Gülümsedim. "O yüzden soruyorum ya. Diğer yol ayrımından girmeyecek miydik?"

"Bana bırak."

Gözlerimi devirdim. Papyonu yakasından sarkıyordu. Ceketi arka koltuktaydı. Bir an önce gelinliği çıkarmak istiyordum. Bu kadar sıcak olacağını tahmin etmemiştim.

Araba yavaşladığında doğruldum ve arabanın farlarından görebildiğim kadarıyla etrafa baktım.

"Nereye geldik?"

"Evimize."

"Ama bura-"

"Şş, bana inanmıyor musun?" Sahte bir kaş çattıktan sonra arabadan indi. Kemerimi çözerken hala etrafta tanıdık bir şeyler aramaya çalışıyordum. Ön taraftan dolanıp kapımı açtı. Yüzümde geniş bir gülümsemeyle adımımı dışarı attım. Anlamadığım bir anda eğildi ve beni kucağına aldı. Etrafta pek ev olmasa da elimi çığlık atmamak için dudaklarıma kapattım.

"Soner ne haltlar karıştırıyorsun?"

"Ne karıştıracağım be? Evimize geldik diyorum işte." Kapıyı ayağıyla üstüne vurdu ve devasa güzellikte bir bahçesi olan eve doğru yürüdü. Kucağında küçük bir çocuk gibi dursam da ben onun karısıydım. Onun deyimiyle şimdi evimize gidiyorduk. Aklıma bu evi yeni almamış olduğu, önceden de ailesine ait olduğu fikrini getirmeye çalışıyordum çünkü baya pahalı bir eve benziyordu.

Kapının önüne geldiğinde bakışlarımı havuzdan çekip Soner'in yüzüne çevirdim. Beni indirmeden eğildi ve kapıyı açtı.

"Evimize hoşgeldin Büşra Üsame."

"Soner sen, burayı bizim için mi aldın?"

Yüzündeki gülüşünden öpmek istedim. İçeriye adımını atarken dudaklarından fısıltıyla dökülen 'Bismillah' kelimesini duydum. Kapıyı ona yardımcı olup elimle üstüne vurdum.

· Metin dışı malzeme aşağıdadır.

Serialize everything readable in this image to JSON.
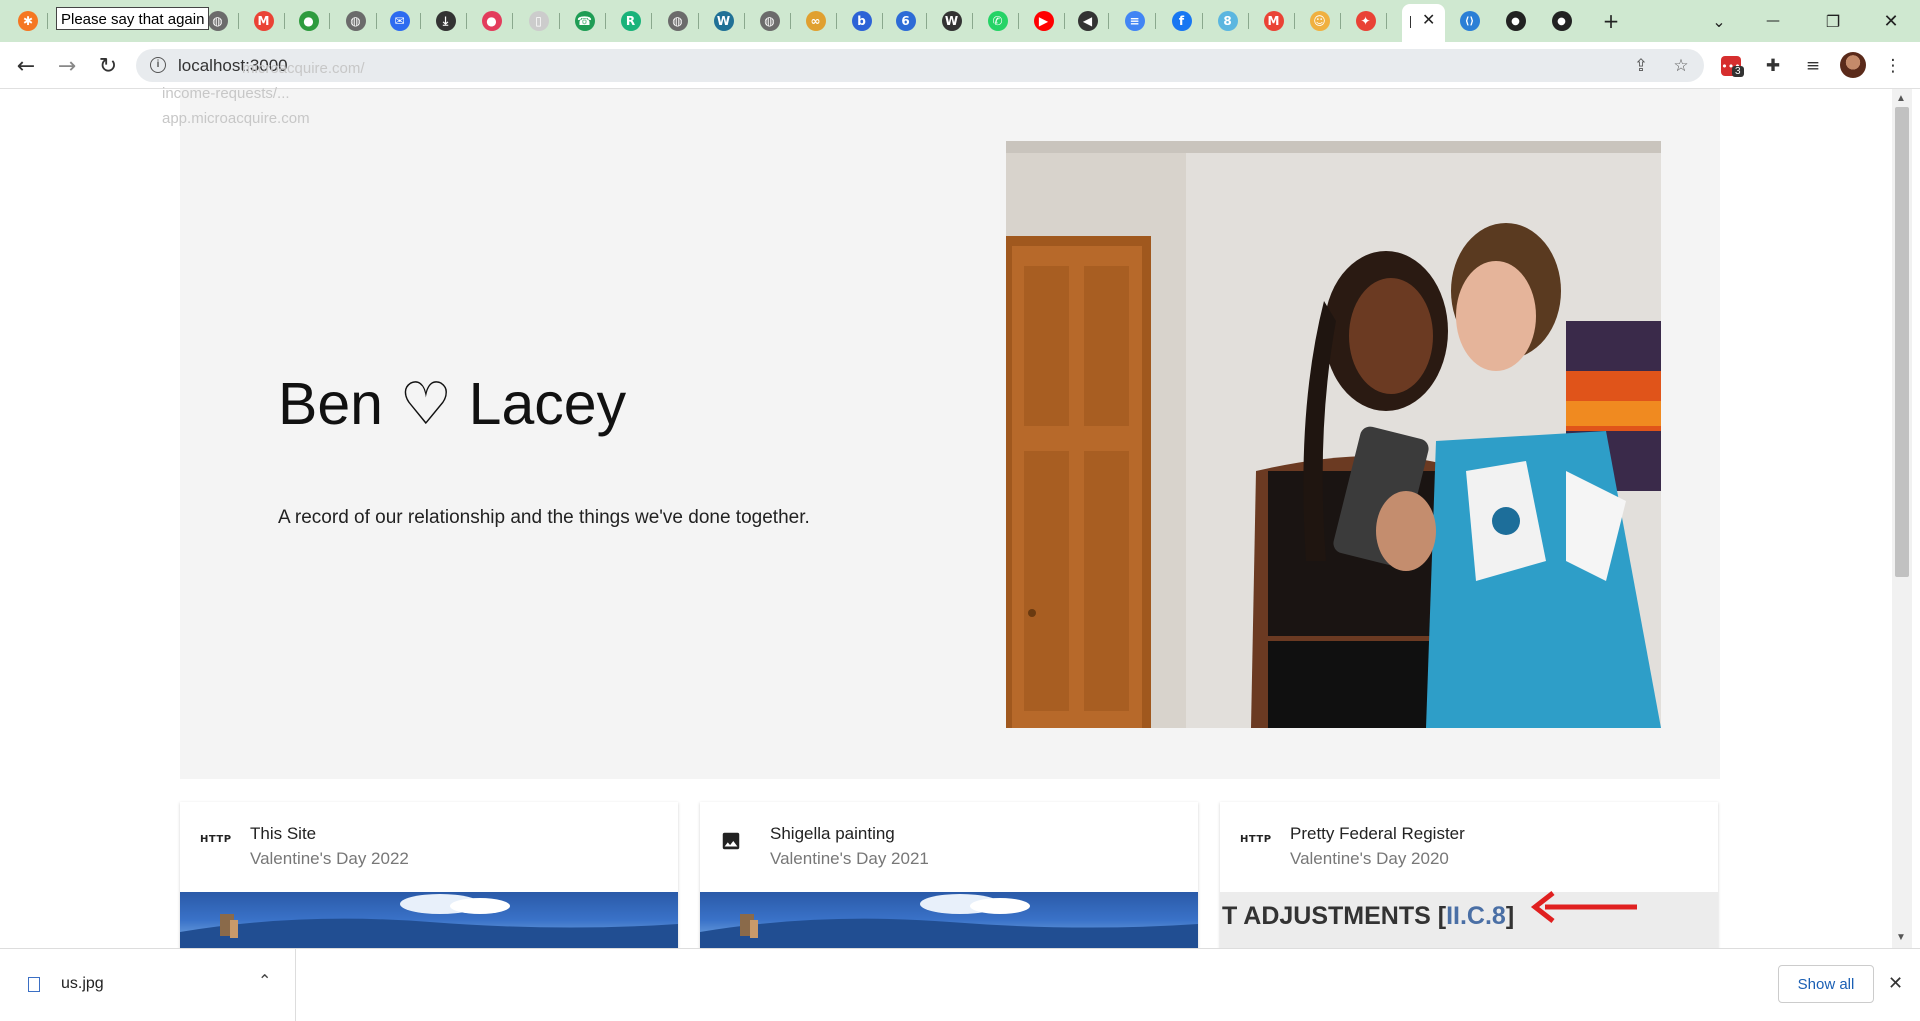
{
  "browser": {
    "tooltip": "Please say that again",
    "address": "localhost:3000",
    "autocomplete_ghost": [
      "microacquire.com/",
      "income-requests/...",
      "app.microacquire.com"
    ],
    "tabs": [
      {
        "icon": "hubspot-icon",
        "color": "#f57722",
        "glyph": "✱"
      },
      {
        "icon": "globe-icon",
        "color": "#6b6b6b",
        "glyph": "◍"
      },
      {
        "icon": "gmail-icon",
        "color": "#ea4335",
        "glyph": "M"
      },
      {
        "icon": "green-app-icon",
        "color": "#2e9b3e",
        "glyph": "●"
      },
      {
        "icon": "globe-icon",
        "color": "#6b6b6b",
        "glyph": "◍"
      },
      {
        "icon": "messenger-icon",
        "color": "#2d6bf0",
        "glyph": "✉"
      },
      {
        "icon": "download-icon",
        "color": "#333333",
        "glyph": "⤓"
      },
      {
        "icon": "badge-app-icon",
        "color": "#e33c5c",
        "glyph": "●"
      },
      {
        "icon": "document-icon",
        "color": "#cccccc",
        "glyph": "▯"
      },
      {
        "icon": "phone-icon",
        "color": "#1f9d55",
        "glyph": "☎"
      },
      {
        "icon": "r-app-icon",
        "color": "#19b37a",
        "glyph": "R"
      },
      {
        "icon": "globe-icon",
        "color": "#6b6b6b",
        "glyph": "◍"
      },
      {
        "icon": "wordpress-icon",
        "color": "#207196",
        "glyph": "W"
      },
      {
        "icon": "globe-icon",
        "color": "#6b6b6b",
        "glyph": "◍"
      },
      {
        "icon": "sync-icon",
        "color": "#e0a030",
        "glyph": "∞"
      },
      {
        "icon": "b-app-icon",
        "color": "#2d63d6",
        "glyph": "b"
      },
      {
        "icon": "calendar-icon",
        "color": "#2d6bd6",
        "glyph": "6"
      },
      {
        "icon": "wikipedia-icon",
        "color": "#333333",
        "glyph": "W"
      },
      {
        "icon": "whatsapp-icon",
        "color": "#25d366",
        "glyph": "✆"
      },
      {
        "icon": "youtube-icon",
        "color": "#ff0000",
        "glyph": "▶"
      },
      {
        "icon": "audio-icon",
        "color": "#333333",
        "glyph": "◀"
      },
      {
        "icon": "docs-icon",
        "color": "#4285f4",
        "glyph": "≡"
      },
      {
        "icon": "facebook-icon",
        "color": "#1877f2",
        "glyph": "f"
      },
      {
        "icon": "eight-app-icon",
        "color": "#5bb6e0",
        "glyph": "8"
      },
      {
        "icon": "gmail-icon",
        "color": "#ea4335",
        "glyph": "M"
      },
      {
        "icon": "person-icon",
        "color": "#f0b040",
        "glyph": "☺"
      },
      {
        "icon": "pinwheel-icon",
        "color": "#e94235",
        "glyph": "✦"
      }
    ],
    "tabs_after": [
      {
        "icon": "vscode-icon",
        "color": "#2b7fd6",
        "glyph": "⟨⟩"
      },
      {
        "icon": "github-icon",
        "color": "#222222",
        "glyph": "●"
      },
      {
        "icon": "github-icon",
        "color": "#222222",
        "glyph": "●"
      }
    ],
    "new_tab": "+",
    "window": {
      "minimize": "—",
      "restore": "❐",
      "close": "✕",
      "dropdown": "⌄"
    },
    "nav": {
      "back": "←",
      "forward": "→",
      "reload": "↻",
      "info": "i"
    },
    "extensions_badge": "3"
  },
  "hero": {
    "title": "Ben ♡ Lacey",
    "subtitle": "A record of our relationship and the things we've done together."
  },
  "cards": [
    {
      "icon_label": "HTTP",
      "icon": "http-icon",
      "title": "This Site",
      "subtitle": "Valentine's Day 2022",
      "thumb": "sky"
    },
    {
      "icon_label": "",
      "icon": "image-icon",
      "title": "Shigella painting",
      "subtitle": "Valentine's Day 2021",
      "thumb": "sky"
    },
    {
      "icon_label": "HTTP",
      "icon": "http-icon",
      "title": "Pretty Federal Register",
      "subtitle": "Valentine's Day 2020",
      "thumb": "fed",
      "thumb_text": "T ADJUSTMENTS [",
      "thumb_link": "II.C.8",
      "thumb_close": "]"
    }
  ],
  "downloads": {
    "file_name": "us.jpg",
    "show_all": "Show all"
  },
  "colors": {
    "tab_strip": "#cfe8d0",
    "hero_bg": "#f4f4f4",
    "link": "#1a5fb4",
    "arrow": "#e02020"
  }
}
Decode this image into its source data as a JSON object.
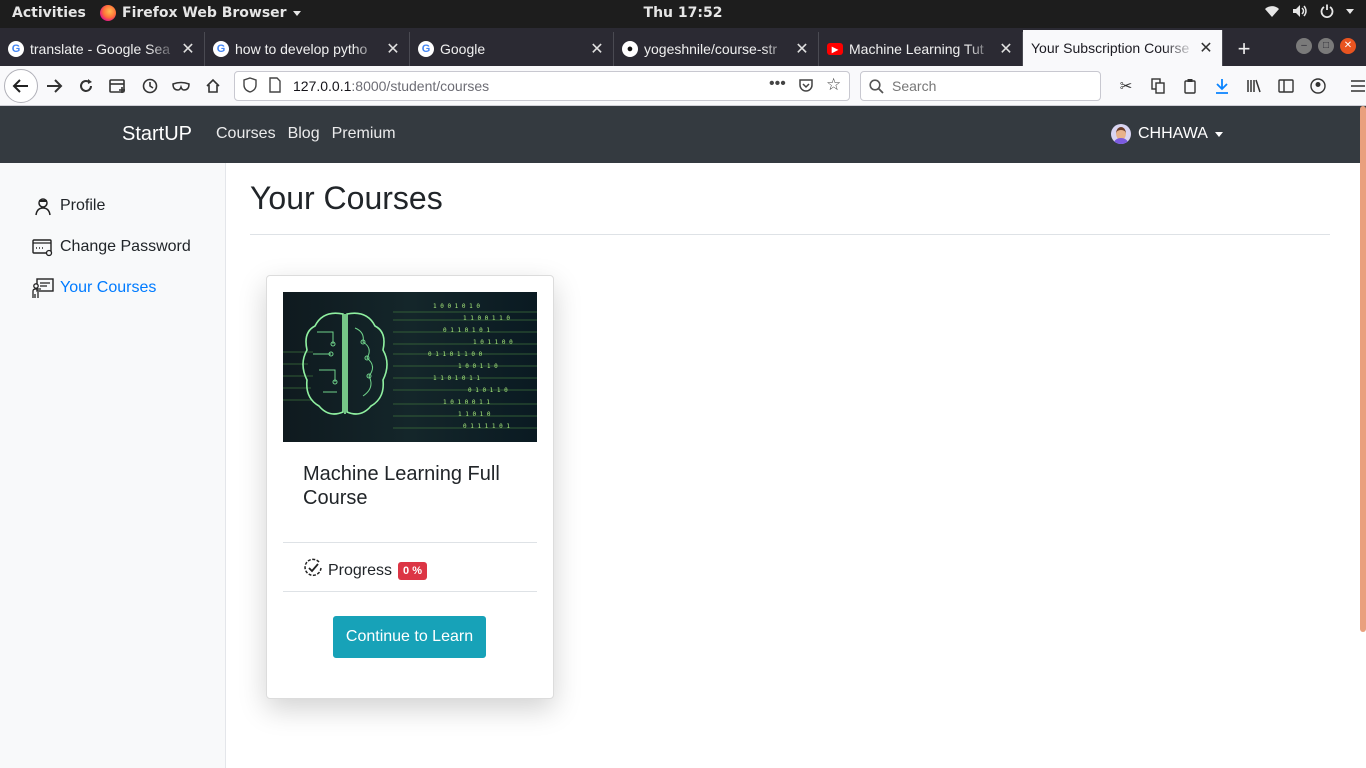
{
  "system": {
    "activities": "Activities",
    "app_name": "Firefox Web Browser",
    "clock": "Thu 17:52"
  },
  "tabs": [
    {
      "title": "translate - Google Sea",
      "favicon": "google-icon"
    },
    {
      "title": "how to develop pytho",
      "favicon": "google-icon"
    },
    {
      "title": "Google",
      "favicon": "google-icon"
    },
    {
      "title": "yogeshnile/course-str",
      "favicon": "github-icon"
    },
    {
      "title": "Machine Learning Tut",
      "favicon": "youtube-icon"
    },
    {
      "title": "Your Subscription Course",
      "favicon": "none",
      "active": true
    }
  ],
  "urlbar": {
    "host": "127.0.0.1",
    "path": ":8000/student/courses"
  },
  "search": {
    "placeholder": "Search"
  },
  "site": {
    "brand": "StartUP",
    "nav": [
      "Courses",
      "Blog",
      "Premium"
    ],
    "user": "CHHAWA"
  },
  "sidebar": {
    "items": [
      {
        "label": "Profile",
        "icon": "user-icon"
      },
      {
        "label": "Change Password",
        "icon": "password-icon"
      },
      {
        "label": "Your Courses",
        "icon": "courses-icon",
        "active": true
      }
    ]
  },
  "main": {
    "title": "Your Courses"
  },
  "course": {
    "title": "Machine Learning Full Course",
    "progress_label": "Progress",
    "progress_value": "0 %",
    "button_label": "Continue to Learn"
  },
  "colors": {
    "navbar": "#343a40",
    "accent": "#007bff",
    "button": "#17a2b8",
    "badge": "#dc3545"
  }
}
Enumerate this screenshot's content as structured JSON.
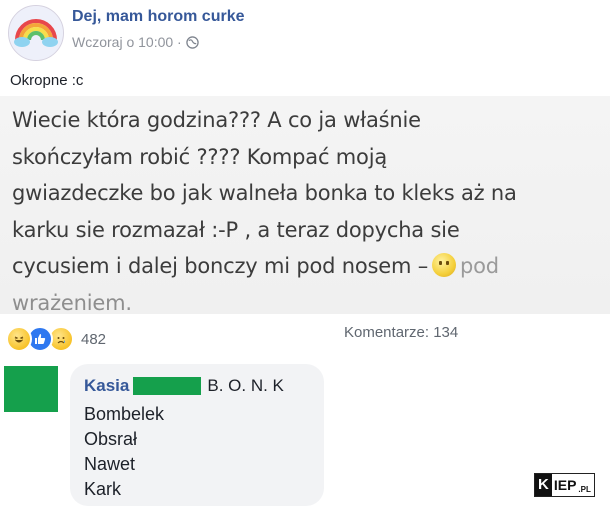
{
  "post": {
    "page_name": "Dej, mam horom curke",
    "timestamp": "Wczoraj o 10:00 ·",
    "privacy_icon": "globe-icon",
    "text": "Okropne :c"
  },
  "image": {
    "lines": [
      "Wiecie która godzina??? A co ja właśnie",
      "skończyłam robić ???? Kompać moją",
      "gwiazdeczke bo jak walneła bonka to kleks aż na",
      "karku sie rozmazał :-P , a teraz dopycha sie"
    ],
    "line5_before": "cycusiem i dalej bonczy mi pod nosem –",
    "line5_after": "pod",
    "line6": "wrażeniem."
  },
  "stats": {
    "reaction_icons": [
      "haha-icon",
      "like-icon",
      "sad-icon"
    ],
    "reaction_count": "482",
    "comments_label": "Komentarze: 134"
  },
  "comment": {
    "author": "Kasia",
    "first_line": "B. O. N. K",
    "lines": [
      "Bombelek",
      "Obsrał",
      "Nawet",
      "Kark"
    ]
  },
  "watermark": {
    "k": "K",
    "rest": "IEP",
    "suffix": ".PL"
  },
  "colors": {
    "link": "#365899",
    "redaction": "#15a04c",
    "meta": "#90949c",
    "bubble": "#f2f3f5"
  }
}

"Soner artık indirsen mi?"

Merdivenleri çıkarken nefesinden yorulduğunu anlayabiliyordum. Kilom az olsa da kaç dakikadır kucağındaydım. Kolları ağrımış olmalıydı.

"Evi yarın gezdireceğim sana. Muhteşem bir arka bahçesi var. Ayrıca senin için toprak aldım. Belki evdeyken sebze bakmak istersin diye."

Başımı boynuna gizledim. Onu hak etmek için ne yapmıştım ki ben?

Bir odanın aralık kapısını ayağıyla itti ve karanlık odaya adımını attı. Yavaşça eğildi ve ayaklarım yere değdiğinde beni bırakıp uzaklaştı. Odaya hakim olan gece lambasının loş ışığı biraz daha rahatlamamı sağladı.

Karşımda durdu ve eğilip alnımı öptü. Dudaklarını tenimden ayırmadan elini gelinliğimin arkasına götürdü. Ellerimi kaldırıp papyonunu yakasından aldım ve yere bıraktım. Gelinliğim, açtığım her bir düğmesiyle yere düşerken boynuna sarıldım.

"Seni seviyorum Soner."

"Seni seviyorum Çilli."

Çıplak bedenimi kaldırıp yatağa yürüdü. Gözlerini gözlerimden ayırmadan beni yatağa yatırdığında içimden dualar ve şükürler ederek elimi pantolonuna uzattım.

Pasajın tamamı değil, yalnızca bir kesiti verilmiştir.